Il peut donc y avoir blocage pendant un certain temps et le nouveau gouvernement Kohl peut être réduit à la gestion des affaires courantes, malgré sa volonté de ne pas en rester là. Il ne faut toutefois pas prévoir une crise majeure des institutions allemandes dans un avenir rapproché. Malgré la désaffection qui les atteint de plein fouet (crise de militantisme, recul des adhésions, rapport problématique avec les jeunes), les trois piliers politiques de l’État du capitalisme rhénan (la démocratie chrétienne, la social-démocratie et les syndicats) sont encore solides, surtout si on les compare avec leurs homologues français. Il ne faut donc pas s’étonner si les dirigeants démocrates chrétiens et les dirigeants du patronat se sentent en mesure de formuler une politique à moyen terme pour l’Europe et pour leur pays dans l’Europe.
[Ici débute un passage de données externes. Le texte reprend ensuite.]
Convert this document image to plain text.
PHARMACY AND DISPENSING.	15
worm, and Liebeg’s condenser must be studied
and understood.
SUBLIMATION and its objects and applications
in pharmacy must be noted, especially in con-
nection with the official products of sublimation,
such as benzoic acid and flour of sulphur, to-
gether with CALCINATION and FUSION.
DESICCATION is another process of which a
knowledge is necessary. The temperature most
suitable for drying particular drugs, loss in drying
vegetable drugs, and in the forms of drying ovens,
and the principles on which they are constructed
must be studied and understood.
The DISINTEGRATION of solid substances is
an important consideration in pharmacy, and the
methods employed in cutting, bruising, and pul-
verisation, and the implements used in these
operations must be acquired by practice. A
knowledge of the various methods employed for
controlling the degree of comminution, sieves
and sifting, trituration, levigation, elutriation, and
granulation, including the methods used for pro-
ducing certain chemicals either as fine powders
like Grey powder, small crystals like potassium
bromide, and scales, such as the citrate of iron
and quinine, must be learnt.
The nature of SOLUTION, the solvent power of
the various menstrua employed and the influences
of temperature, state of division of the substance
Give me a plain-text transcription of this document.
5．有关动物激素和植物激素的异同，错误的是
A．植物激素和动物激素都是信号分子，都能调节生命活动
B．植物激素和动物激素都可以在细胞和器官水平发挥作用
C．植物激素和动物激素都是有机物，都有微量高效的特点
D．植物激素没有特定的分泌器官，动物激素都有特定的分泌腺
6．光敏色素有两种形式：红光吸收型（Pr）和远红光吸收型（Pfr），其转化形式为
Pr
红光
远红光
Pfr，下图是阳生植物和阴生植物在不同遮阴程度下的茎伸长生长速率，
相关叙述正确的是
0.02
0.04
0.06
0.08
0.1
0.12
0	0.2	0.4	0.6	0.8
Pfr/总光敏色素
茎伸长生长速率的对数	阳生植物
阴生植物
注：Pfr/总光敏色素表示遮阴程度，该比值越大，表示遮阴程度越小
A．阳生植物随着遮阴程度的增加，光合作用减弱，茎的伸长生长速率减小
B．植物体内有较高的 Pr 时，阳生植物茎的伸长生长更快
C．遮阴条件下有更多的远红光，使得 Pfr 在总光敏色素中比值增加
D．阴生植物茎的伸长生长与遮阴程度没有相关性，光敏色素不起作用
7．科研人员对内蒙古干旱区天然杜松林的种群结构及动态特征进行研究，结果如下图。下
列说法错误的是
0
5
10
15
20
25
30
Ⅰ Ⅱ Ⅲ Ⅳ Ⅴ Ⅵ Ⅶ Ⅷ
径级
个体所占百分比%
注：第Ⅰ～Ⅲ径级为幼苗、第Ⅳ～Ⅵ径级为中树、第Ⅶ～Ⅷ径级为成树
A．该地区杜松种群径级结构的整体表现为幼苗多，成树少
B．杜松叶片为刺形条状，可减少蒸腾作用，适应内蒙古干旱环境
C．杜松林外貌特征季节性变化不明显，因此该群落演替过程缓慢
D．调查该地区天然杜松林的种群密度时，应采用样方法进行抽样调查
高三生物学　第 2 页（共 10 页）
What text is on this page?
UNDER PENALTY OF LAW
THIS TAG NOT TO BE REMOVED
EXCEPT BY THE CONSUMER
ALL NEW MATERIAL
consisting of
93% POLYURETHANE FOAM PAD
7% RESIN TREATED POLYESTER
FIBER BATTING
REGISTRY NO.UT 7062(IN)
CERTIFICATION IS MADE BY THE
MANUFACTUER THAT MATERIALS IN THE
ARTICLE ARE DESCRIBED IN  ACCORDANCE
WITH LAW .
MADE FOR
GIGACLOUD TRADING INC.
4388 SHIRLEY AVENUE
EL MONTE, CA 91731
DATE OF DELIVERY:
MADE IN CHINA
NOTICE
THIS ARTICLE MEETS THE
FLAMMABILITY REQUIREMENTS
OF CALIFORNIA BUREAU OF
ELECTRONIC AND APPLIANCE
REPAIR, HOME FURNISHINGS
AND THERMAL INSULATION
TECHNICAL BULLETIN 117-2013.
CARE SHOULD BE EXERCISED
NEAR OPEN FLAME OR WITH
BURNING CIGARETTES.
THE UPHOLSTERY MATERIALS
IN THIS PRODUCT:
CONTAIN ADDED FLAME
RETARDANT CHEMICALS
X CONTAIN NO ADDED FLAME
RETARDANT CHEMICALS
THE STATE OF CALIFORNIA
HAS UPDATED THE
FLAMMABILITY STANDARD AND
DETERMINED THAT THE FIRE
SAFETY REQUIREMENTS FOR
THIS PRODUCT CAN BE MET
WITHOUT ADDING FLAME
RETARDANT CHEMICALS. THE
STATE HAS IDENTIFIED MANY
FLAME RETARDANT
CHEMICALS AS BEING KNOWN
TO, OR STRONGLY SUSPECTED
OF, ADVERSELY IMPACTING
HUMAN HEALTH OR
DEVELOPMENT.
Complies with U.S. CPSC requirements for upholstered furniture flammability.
L’Europe qui les intéresse, c’est celle du “noyau dur”, celle qui est capable de constituer un bloc économique solide et soudé contre les secousses venues de l’Europe instable. Le biographe d’Adenauer, Hans Peter Schwarz, le dit très ouvertement, l’Allemagne d’aujourd’hui est une grande puissance qui doit entraîner une France incertaine et indécise vers une nouvelle organisation de l’espace européen, en lui faisant comprendre qu’elle n’a rien à gagner à rechercher l’alliance de l’Europe du sud contre l’Europe du nord, mais tout à gagner à redéfinir clairement ses rapports avec un partenaire allemand de plus en plus puissant.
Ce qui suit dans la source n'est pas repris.